Stem Cells
Stem cells represent uncommitted organizational capacity that can become whatever is needed.
An organism made entirely of stem cells would be infinitely flexible and completely useless. The trade-off is between flexibility (uncommitted capacity) and efficiency (specialized function).
Stem cells are undifferentiated cells - they haven't committed to becoming a specific type yet. They're flexible, uncommitted, capable of becoming whatever the organism needs. And they can self-renew, making more stem cells while also differentiating into specialized cells.
Stem cells vary in flexibility. Some can become anything - every cell type, even a whole organism (early embryonic cells). Others are more limited - they can become several related types but not everything (adult stem cells in bone marrow can make various blood cells, but not liver cells or neurons).
You still have stem cells right now, primarily in your bone marrow, churning out about 200 billion red blood cells daily. When you get a cut, stem cells in your skin activate and differentiate to heal the wound.
But here's the constraint: you can't maintain unlimited stem cells.
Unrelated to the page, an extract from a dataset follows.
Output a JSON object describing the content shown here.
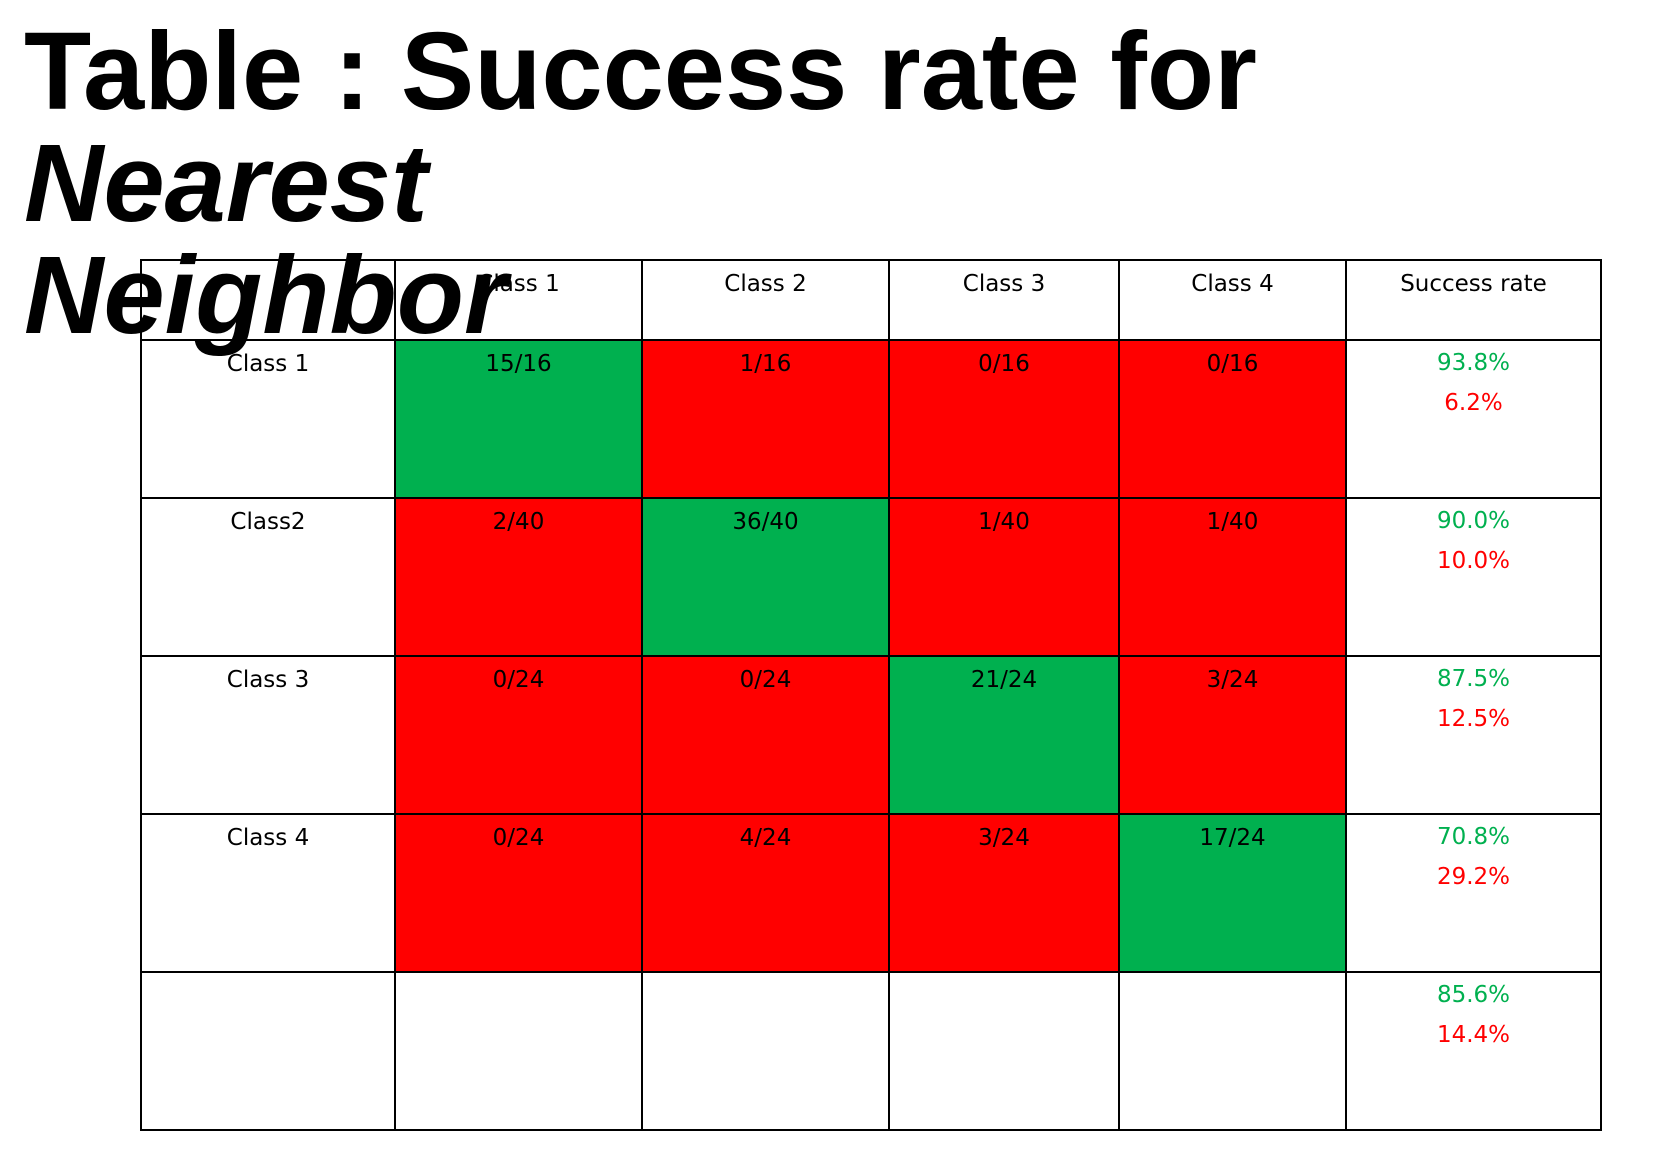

The more cells remain undifferentiated, the fewer are doing specialized work. An organism made entirely of stem cells would be infinitely flexible and completely useless. The trade-off is between flexibility (uncommitted capacity) and efficiency (specialized function).
Healthy organisms maintain a small percentage of stem cells - just enough flexibility to respond to emergencies and changing conditions, but not so much that they sacrifice function for potential.
Business Application of Stem Cells
Stem cells represent uncommitted organizational capacity that can become whatever is needed. Google's APM program exemplifies this - maintaining ~5% of PMs as rotating generalists provides strategic flexibility without sacrificing specialized function. Target 20-30% uncommitted capacity.